DATU ODIN SINSUAT, Maguindanao—A team of anti-narcotics operatives, police and military personnel arrested on Friday a Maguindanao lady public school teacher and three other cohorts during a drug buy-bust operation, an official of the Philippine Drug Enforcement Agency-Autonomous Region in Muslim Mindanao said.
PDEA-ARMM Director Juvenal Azurin identified the suspect as Salama Diwa Talib, a teacher of Datu Unsay Elementary School in Maguindanao.
Azurin said Talib yielded P6.8 million worth of suspected “shabu” following a buy-bust operation at a gasoline station in Sitio Badac, Barangay Awang, Datu Odin Sinsuat town.
Talib’s three companions, identified as Saiden Yusa, Mahmod Dimudtang, and Nasser Pasawilan, all legal age, were also arrested.
Azurin, who led the operation himself, said the entrapment operation against Talib and her cohorts came about after the agency received information from concerned citizens about the group’s drug-peddling activities in Maguindanao.
The operation involved a PDEA poseur-buyer, who had negotiated with Talib’s group to acquire some 50 grams of “shabu” worth P300,000.
At past 5 pm, PDEA operatives, backed by elements of the Army’s 19th Infantry Battalion and Maguindanao Provincial Police Drug Enforcement Unit, pounced on Talib after she handed over the stuff and received the supposed P300,000 cash from the PDEA poseur-buyer.
“We placed an original P1,000 bill on top of photocopied cut paper money inside a paper bag to make it appear it was real money,” Azurin said.

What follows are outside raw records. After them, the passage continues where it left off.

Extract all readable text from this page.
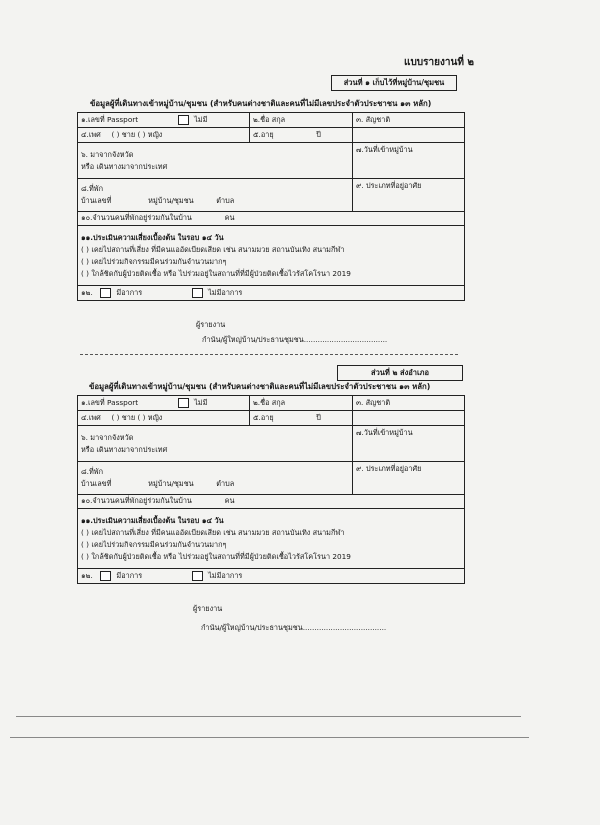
แบบรายงานที่ ๒
ส่วนที่ ๑ เก็บไว้ที่หมู่บ้าน/ชุมชน
ข้อมูลผู้ที่เดินทางเข้าหมู่บ้าน/ชุมชน (สำหรับคนต่างชาติและคนที่ไม่มีเลขประจำตัวประชาชน ๑๓ หลัก)
๑.เลขที่ Passport ไม่มี	๒.ชื่อ สกุล	๓. สัญชาติ
๔.เพศ ( ) ชาย ( ) หญิง	๕.อายุ ปี	

๖. มาจากจังหวัด
หรือ เดินทางมาจากประเทศ		๗.วันที่เข้าหมู่บ้าน

๘.ที่พัก
บ้านเลขที่ หมู่บ้าน/ชุมชน ตำบล		๙. ประเภทที่อยู่อาศัย
๑๐.จำนวนคนที่พักอยู่ร่วมกันในบ้าน คน		

๑๑.ประเมินความเสี่ยงเบื้องต้น ในรอบ ๑๔ วัน
( ) เคยไปสถานที่เสี่ยง ที่มีคนแออัดเบียดเสียด เช่น สนามมวย สถานบันเทิง สนามกีฬา
( ) เคยไปร่วมกิจกรรมมีคนร่วมกันจำนวนมากๆ
( ) ใกล้ชิดกับผู้ป่วยติดเชื้อ หรือ ไปร่วมอยู่ในสถานที่ที่มีผู้ป่วยติดเชื้อไวรัสโคโรนา 2019		

๑๒. มีอาการ ไม่มีอาการ		
ผู้รายงาน
กำนัน/ผู้ใหญ่บ้าน/ประธานชุมชน....................................
ส่วนที่ ๒ ส่งอำเภอ
ข้อมูลผู้ที่เดินทางเข้าหมู่บ้าน/ชุมชน (สำหรับคนต่างชาติและคนที่ไม่มีเลขประจำตัวประชาชน ๑๓ หลัก)
๑.เลขที่ Passport ไม่มี	๒.ชื่อ สกุล	๓. สัญชาติ
๔.เพศ ( ) ชาย ( ) หญิง	๕.อายุ ปี	

๖. มาจากจังหวัด
หรือ เดินทางมาจากประเทศ		๗.วันที่เข้าหมู่บ้าน

๘.ที่พัก
บ้านเลขที่ หมู่บ้าน/ชุมชน ตำบล		๙. ประเภทที่อยู่อาศัย
๑๐.จำนวนคนที่พักอยู่ร่วมกันในบ้าน คน		

๑๑.ประเมินความเสี่ยงเบื้องต้น ในรอบ ๑๔ วัน
( ) เคยไปสถานที่เสี่ยง ที่มีคนแออัดเบียดเสียด เช่น สนามมวย สถานบันเทิง สนามกีฬา
( ) เคยไปร่วมกิจกรรมมีคนร่วมกันจำนวนมากๆ
( ) ใกล้ชิดกับผู้ป่วยติดเชื้อ หรือ ไปร่วมอยู่ในสถานที่ที่มีผู้ป่วยติดเชื้อไวรัสโคโรนา 2019		

๑๒. มีอาการ ไม่มีอาการ		
ผู้รายงาน
กำนัน/ผู้ใหญ่บ้าน/ประธานชุมชน....................................
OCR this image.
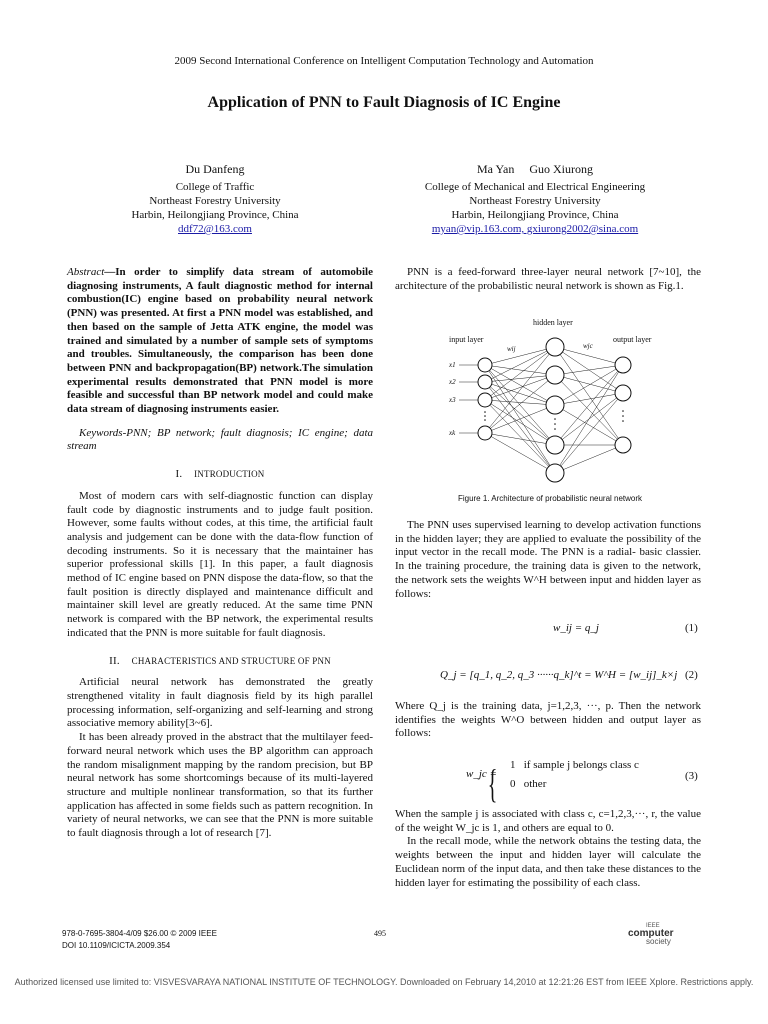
2009 Second International Conference on Intelligent Computation Technology and Automation
Application of PNN to Fault Diagnosis of IC Engine
Du Danfeng
College of Traffic
Northeast Forestry University
Harbin, Heilongjiang Province, China
ddf72@163.com
Ma Yan     Guo Xiurong
College of Mechanical and Electrical Engineering
Northeast Forestry University
Harbin, Heilongjiang Province, China
myan@vip.163.com, gxiurong2002@sina.com

Abstract—In order to simplify data stream of automobile diagnosing instruments, A fault diagnostic method for internal combustion(IC) engine based on probability neural network (PNN) was presented. At first a PNN model was established, and then based on the sample of Jetta ATK engine, the model was trained and simulated by a number of sample sets of symptoms and troubles. Simultaneously, the comparison has been done between PNN and backpropagation(BP) network.The simulation experimental results demonstrated that PNN model is more feasible and successful than BP network model and could make data stream of diagnosing instruments easier.

Keywords-PNN; BP network; fault diagnosis; IC engine; data stream
I. INTRODUCTION

Most of modern cars with self-diagnostic function can display fault code by diagnostic instruments and to judge fault position. However, some faults without codes, at this time, the artificial fault analysis and judgement can be done with the data-flow function of decoding instruments. So it is necessary that the maintainer has superior professional skills [1]. In this paper, a fault diagnosis method of IC engine based on PNN dispose the data-flow, so that the fault position is directly displayed and maintenance difficult and maintainer skill level are greatly reduced. At the same time PNN network is compared with the BP network, the experimental results indicated that the PNN is more suitable for fault diagnosis.

II. CHARACTERISTICS AND STRUCTURE OF PNN

Artificial neural network has demonstrated the greatly strengthened vitality in fault diagnosis field by its high parallel processing information, self-organizing and self-learning and strong associative memory ability[3~6].

It has been already proved in the abstract that the multilayer feed-forward neural network which uses the BP algorithm can approach the random misalignment mapping by the random precision, but BP neural network has some shortcomings because of its multi-layered structure and multiple nonlinear transformation, so that its further application has affected in some fields such as pattern recognition. In variety of neural networks, we can see that the PNN is more suitable to fault diagnosis through a lot of research [7].

PNN is a feed-forward three-layer neural network [7~10], the architecture of the probabilistic neural network is shown as Fig.1.

hidden layer
input layer	output layer
wij	wjc
x1
x2
x3
xk
Figure 1. Architecture of probabilistic neural network

The PNN uses supervised learning to develop activation functions in the hidden layer; they are applied to evaluate the possibility of the input vector in the recall mode. The PNN is a radial- basic classier. In the training procedure, the training data is given to the network, the network sets the weights W^H between input and hidden layer as follows:

w_ij = q_j	(1)
Q_j = [q_1, q_2, q_3 ······q_k]^t = W^H = [w_ij]_k×j (2)

Where Q_j is the training data, j=1,2,3, ···, p. Then the network identifies the weights W^O between hidden and output layer as follows:

w_jc =
{ 1 if sample j belongs class c
0 other
(3)

When the sample j is associated with class c, c=1,2,3,···, r, the value of the weight W_jc is 1, and others are equal to 0.

In the recall mode, while the network obtains the testing data, the weights between the input and hidden layer will calculate the Euclidean norm of the input data, and then take these distances to the hidden layer for estimating the possibility of each class.

978-0-7695-3804-4/09 $26.00 © 2009 IEEE
DOI 10.1109/ICICTA.2009.354
495
IEEE
computer
society
Authorized licensed use limited to: VISVESVARAYA NATIONAL INSTITUTE OF TECHNOLOGY. Downloaded on February 14,2010 at 12:21:26 EST from IEEE Xplore. Restrictions apply.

Authorities recovered a big plastic packet of “shabu” weighing 50 grams with a street value of P340,000, as well as 19 other sachets of the prohibited substance worth P6.46 million.
Also seized were the suspects’ mobile phones used in the transaction.
Azurin said his office is still trying to determine if the group belongs to a big-time syndicate operating in Maguindanao.
All four suspects are currently detained at the PDEA-ARMM lockup cell while charges for violation of Republic Act No. 9165, or the Comprehensive Dangerous Drugs Act of 2002, are being readied against them.